Kehilangan seseorang yang masih kita cintai, entah itu diputusin atau karena sesuatu hal lain memang sungguh sangat menyakitkan. Sekuat apapun kita berusaha, perasaan tetap tidak bisa dibohongi, rasa sakit akan terus menyeruak sampai kita benar-benar bisa mengikhlaskan dan hal ini biasanya butuh waktu yang cukup lama. Rasa sakit hati yang tidak kunjung teratasi, selain berdampak pada psikologis, juga bisa berakibat kurang baik bagi kesehatan fisik seseorang. Namun dalam keadaan tertentu,rasa sakit hati atau kecewa ternyata juga bisa memotivasi seseorang untuk menjadi lebih baik. Seperti kisah menarik yang dialami oleh seorang pria yang dulunya obesitas berikut ini.
Dialah Luis Trigo, pria yang kini genap berusia 30 tahun dari Atlanta, Amerika Serikat tersebut, dulunya adalah seorang pria obesitas dengan bobot mencapai 181 kilogram di usianya yang masih terbilang muda. Luis mengalami masalah kelebihan berat badan sejak usia kanak-kanak dan digolongkan sebagai obesitas saat duduk di bangku Sekolah Menengah Atas (SMA). Berat badannya terus semakin membengkak saat dia kuliah dan memiliki pekerjaan.

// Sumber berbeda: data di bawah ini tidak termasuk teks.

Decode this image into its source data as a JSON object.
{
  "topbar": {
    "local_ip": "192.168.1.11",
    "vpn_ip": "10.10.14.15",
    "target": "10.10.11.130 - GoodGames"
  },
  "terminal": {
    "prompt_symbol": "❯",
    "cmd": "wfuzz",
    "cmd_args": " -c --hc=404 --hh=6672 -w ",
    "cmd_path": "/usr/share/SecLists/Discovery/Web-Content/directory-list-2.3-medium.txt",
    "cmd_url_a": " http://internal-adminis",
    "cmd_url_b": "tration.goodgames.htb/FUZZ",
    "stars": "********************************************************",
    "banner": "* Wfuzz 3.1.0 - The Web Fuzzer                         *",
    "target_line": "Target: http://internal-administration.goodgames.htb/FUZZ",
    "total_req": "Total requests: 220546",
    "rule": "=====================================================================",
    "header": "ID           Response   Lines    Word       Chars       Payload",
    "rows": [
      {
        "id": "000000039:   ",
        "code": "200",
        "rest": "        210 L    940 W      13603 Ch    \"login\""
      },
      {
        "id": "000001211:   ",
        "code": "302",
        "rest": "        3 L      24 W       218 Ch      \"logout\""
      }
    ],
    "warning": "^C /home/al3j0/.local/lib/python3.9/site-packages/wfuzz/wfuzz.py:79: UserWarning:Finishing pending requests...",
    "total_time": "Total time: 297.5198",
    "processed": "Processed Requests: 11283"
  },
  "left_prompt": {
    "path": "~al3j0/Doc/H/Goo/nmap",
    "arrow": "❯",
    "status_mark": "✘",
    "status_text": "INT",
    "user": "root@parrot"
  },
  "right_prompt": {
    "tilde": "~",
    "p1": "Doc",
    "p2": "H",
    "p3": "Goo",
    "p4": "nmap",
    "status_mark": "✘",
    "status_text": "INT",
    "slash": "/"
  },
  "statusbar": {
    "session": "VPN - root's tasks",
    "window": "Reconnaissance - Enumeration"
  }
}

“Waktu itu aku kurang memerhatikan (kebutuhan) nutrisiku karena aku hanya terfokus untuk mengejar nilai terbaik di sekolah atau terlalu terfokus pada pekerjaan semata. Aku memakan apapun yang ada, tanpa benar-benar memerhatikan kesehatan. Tanpa disadari, ternyata bobotku waktu itu sudah mencapai 136 kilogram lebih”, kata Luis.
Kian hari berat badannya semakin tidak ideal dan justru bertambah memburuk. Dengan tinggi badan 174 cm, berat badannya sudah mencapai 159 kilogram di awal tahun 2011 dan dengan terpaksa ia harus keluar dari pekerjaannya untuk lebih fokus terhadap kesehatan tubuhnya.

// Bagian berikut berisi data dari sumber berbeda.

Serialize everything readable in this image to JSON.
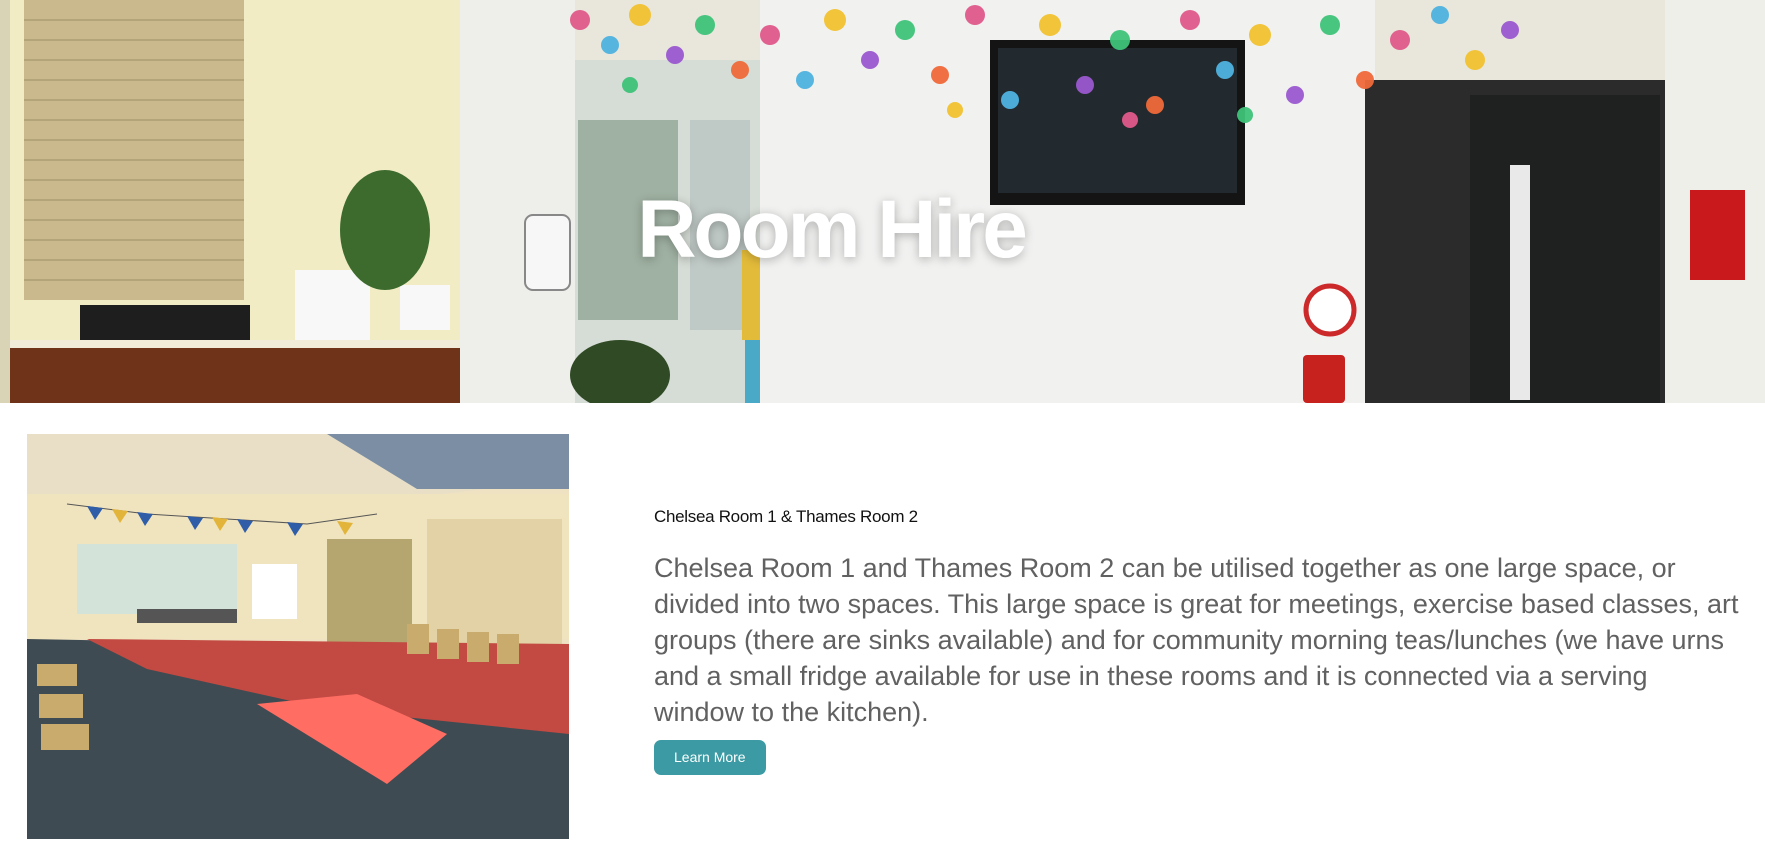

“Aku bahkan sudah kesulitan untuk berdiri saat di tempat kerja, (ditambah lagi) pekerjaan yang harus dikerjakan semakin menumpuk. Saya merasa seolah-olah tidak mampu menanganinya lagi, dalam beberapa jam kaki terasa sangat sakit sekali, jalanku semakin lamban, dan aku sangat kelelahan”, Luis menceritakan pengalamannya.
Bagai disambar petir di siang bolong, di waktu yang sama tiba-tiba pacarnya memutuskan dirinya tanpa sebab. Luis mengalami depresi berat dan menyebabkan berat badannya bertambah lagi sekitar 23 kilogram hanya dalam waktu dua bulan. Luis mengakui bahwa tubuhnya selebar dua orang, dan dia harus membeli dua kursi pesawat terbang saat ingin pergi liburan. Dengan jantung yang berdebar-debar, dia berkonsultasi pada dokter dan didiagnosa mengalami pra-diabetes dan harus menjalani perawatan lebih intensif.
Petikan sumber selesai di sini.